Un chiaro esempio ne è l’Afghanistan come riporta esaustivamente Nadia Davini.“Quali effetti ha prodotto la guerra all’oppio lanciata dagli Stati Uniti all’inizio delle operazioni in Afghanistan contestualmente a quella al terrorismo? A rispondere sono i numeri che ci mostrano una realtà ben chiara: dal 2001, cioè dall’inizio dell’occupazione militare americana, non solo in Afghanistan la produzione di oppio non è diminuita, ma è addirittura aumentata in modo esponenziale, mentre, allo stesso tempo, è crollata quella del Triangolo d’oro del sud-est asiatico (che ha visto il suo boom negli anni’70 durante la guerra in Vietnam).La produzione afghana di oppio ha iniziato a muoversi durante l’invasione sovietica e ci sono moltiriferimenti che indicano come gli Stati Uniti finanziassero con i proventi dell’eroina i mujaheddin in funzione anti-sovietica.L’Afghanistan si portò così al 15-20% di produzione mondiale, anche se il Triangolo d’oro continuava ad essere dominante nel settore. Quando i sovietici si ritirarono, la produzione era ormai consolidata e rimase tale fino al 2000, anno in cui il mullah Omar, con lo scopo di guadagnare sostegno internazionale al suo regime, emise un primo editto con il quale vietava la produzione di oppio. L’effetto fu immediato, tanto che l’anno successivo ci fu un crollo consistente nella produzione, arrivando ai livelli minimi del 7-8 per cento.Con l’arrivo degli americani la situazione è cambiata completamente: non solo la produzione di oppio è aumentata di anno in anno, raggiungendo percentuali di gran lunga superiori a quelle dell’occupazione sovietica, ma è arrivata a trasformare l’Afghanistan, in meno di dieci anni, nel principale produttore mondiale di eroina (93 per cento della produzione mondiale).
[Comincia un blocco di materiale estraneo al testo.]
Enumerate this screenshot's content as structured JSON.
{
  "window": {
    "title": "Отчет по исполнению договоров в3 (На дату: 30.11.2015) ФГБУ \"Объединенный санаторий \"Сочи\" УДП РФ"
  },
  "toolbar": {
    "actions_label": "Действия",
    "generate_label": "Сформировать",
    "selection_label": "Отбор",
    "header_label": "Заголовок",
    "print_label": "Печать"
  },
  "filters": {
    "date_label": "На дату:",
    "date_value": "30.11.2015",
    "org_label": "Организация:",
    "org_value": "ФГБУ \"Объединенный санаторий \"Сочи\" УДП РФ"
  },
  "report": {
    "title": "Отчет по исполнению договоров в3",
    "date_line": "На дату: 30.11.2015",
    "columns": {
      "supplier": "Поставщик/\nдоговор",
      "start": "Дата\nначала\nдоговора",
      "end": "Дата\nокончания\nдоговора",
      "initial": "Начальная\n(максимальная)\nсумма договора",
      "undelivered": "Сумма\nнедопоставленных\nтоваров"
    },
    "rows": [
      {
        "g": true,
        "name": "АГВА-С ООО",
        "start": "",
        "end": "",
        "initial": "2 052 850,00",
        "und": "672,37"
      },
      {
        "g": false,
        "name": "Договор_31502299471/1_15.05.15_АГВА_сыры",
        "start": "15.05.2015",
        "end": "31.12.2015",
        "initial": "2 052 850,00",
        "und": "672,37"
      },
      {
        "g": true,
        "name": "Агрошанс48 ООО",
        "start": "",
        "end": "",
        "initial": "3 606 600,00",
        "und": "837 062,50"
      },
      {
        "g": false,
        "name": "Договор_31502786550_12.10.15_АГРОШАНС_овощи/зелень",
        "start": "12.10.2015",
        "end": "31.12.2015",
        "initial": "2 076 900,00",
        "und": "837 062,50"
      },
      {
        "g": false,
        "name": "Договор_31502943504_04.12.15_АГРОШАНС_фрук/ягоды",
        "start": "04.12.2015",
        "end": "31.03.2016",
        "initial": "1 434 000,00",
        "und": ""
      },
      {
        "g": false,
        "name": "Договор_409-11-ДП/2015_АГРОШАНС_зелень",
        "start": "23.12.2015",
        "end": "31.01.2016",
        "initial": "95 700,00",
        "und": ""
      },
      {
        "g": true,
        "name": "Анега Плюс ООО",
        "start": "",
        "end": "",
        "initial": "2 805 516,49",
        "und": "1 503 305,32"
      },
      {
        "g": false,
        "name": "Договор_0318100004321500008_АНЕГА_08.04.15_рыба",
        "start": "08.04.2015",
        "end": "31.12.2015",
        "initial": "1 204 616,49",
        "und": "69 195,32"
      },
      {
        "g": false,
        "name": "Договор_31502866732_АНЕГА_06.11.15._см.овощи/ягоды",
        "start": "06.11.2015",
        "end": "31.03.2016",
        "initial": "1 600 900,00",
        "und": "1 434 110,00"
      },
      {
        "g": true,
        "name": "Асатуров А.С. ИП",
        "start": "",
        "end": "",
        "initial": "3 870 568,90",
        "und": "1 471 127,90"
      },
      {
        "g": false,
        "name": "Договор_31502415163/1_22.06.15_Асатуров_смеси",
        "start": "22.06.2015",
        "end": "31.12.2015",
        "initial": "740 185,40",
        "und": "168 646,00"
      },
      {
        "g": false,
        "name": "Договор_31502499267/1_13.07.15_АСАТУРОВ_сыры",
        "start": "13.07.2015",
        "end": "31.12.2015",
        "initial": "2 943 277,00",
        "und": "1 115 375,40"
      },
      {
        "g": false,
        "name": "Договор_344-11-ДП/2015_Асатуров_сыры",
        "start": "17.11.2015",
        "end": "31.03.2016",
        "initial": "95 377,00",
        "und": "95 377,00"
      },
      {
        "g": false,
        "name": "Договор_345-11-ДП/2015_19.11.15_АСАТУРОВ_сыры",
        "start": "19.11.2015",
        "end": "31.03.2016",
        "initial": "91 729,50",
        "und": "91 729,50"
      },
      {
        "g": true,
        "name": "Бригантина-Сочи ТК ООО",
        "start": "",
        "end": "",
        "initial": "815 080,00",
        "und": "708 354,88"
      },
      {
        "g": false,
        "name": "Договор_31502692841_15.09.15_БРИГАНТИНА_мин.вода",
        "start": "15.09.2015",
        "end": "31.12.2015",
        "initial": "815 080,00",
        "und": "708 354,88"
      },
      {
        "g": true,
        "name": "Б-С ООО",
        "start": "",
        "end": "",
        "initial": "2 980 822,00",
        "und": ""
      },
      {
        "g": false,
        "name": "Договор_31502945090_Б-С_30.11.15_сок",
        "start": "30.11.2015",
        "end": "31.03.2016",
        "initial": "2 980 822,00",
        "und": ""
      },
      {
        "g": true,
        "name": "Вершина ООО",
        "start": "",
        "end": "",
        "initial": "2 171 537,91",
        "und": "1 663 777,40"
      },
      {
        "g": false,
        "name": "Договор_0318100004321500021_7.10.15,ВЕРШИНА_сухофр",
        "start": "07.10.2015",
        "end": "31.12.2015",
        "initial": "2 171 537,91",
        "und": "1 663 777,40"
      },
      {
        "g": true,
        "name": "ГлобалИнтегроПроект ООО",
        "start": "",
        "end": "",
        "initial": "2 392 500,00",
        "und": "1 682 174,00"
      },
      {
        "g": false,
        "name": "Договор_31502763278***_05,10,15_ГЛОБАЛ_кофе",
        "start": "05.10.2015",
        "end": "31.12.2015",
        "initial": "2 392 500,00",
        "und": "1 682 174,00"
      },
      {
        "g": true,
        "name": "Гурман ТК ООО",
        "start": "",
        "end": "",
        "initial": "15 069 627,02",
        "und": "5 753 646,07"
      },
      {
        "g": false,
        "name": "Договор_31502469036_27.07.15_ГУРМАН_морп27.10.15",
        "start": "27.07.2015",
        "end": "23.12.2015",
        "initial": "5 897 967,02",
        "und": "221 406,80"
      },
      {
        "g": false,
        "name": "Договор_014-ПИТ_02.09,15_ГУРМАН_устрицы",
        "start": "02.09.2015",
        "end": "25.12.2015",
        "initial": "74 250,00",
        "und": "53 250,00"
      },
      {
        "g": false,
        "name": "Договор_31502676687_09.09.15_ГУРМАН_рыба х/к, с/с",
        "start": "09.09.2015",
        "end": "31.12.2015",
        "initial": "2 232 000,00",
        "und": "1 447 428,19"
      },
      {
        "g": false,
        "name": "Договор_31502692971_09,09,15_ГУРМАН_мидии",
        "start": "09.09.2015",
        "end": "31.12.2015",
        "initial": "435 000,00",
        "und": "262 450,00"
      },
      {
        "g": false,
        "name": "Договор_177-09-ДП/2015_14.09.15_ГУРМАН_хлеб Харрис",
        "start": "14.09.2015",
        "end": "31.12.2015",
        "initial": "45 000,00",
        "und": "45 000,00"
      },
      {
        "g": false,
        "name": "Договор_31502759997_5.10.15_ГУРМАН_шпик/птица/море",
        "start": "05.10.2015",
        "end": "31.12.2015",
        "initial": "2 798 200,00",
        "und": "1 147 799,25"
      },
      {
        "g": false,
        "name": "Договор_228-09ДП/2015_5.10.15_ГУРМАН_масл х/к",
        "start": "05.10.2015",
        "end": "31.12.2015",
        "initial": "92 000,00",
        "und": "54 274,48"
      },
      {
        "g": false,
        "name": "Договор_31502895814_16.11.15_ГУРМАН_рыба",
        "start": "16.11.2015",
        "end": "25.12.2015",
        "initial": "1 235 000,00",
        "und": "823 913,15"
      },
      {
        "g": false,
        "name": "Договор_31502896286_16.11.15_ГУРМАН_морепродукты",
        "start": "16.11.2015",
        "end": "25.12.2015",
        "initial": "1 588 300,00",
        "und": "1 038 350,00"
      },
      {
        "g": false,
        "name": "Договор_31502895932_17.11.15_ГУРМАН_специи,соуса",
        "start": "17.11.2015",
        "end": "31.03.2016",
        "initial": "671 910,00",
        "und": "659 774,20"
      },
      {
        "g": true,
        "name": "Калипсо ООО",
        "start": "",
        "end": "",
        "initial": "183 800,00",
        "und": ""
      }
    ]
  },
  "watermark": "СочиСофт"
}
Addirittura autorevoli giornalisti, come lo statunitense Eric Margolis dell’Huffington Post e l’afghana Nushin Arbabzadah del Guardian, hanno più volte scritto del coinvolgimento dei militari Usa e della Cia nel traffico di droga in Afghanistan. “Le esperienze passate in Indocina e Centroamerica – scrive Margolis – suggeriscono che la Cia potrebbe essere coinvolta nel traffico di droga afghana in maniera più pesante di quello che già sappiamo. In entrambi quei casi gli aerei Cia trasportavano all’estero droga per conto dei loro alleati locali”.Spero non me ne voglia, caro Giovanni, se continuo a sentire l’esigenza di, come dire…”riequilibrare i suoi articoli”.
Buona giornata.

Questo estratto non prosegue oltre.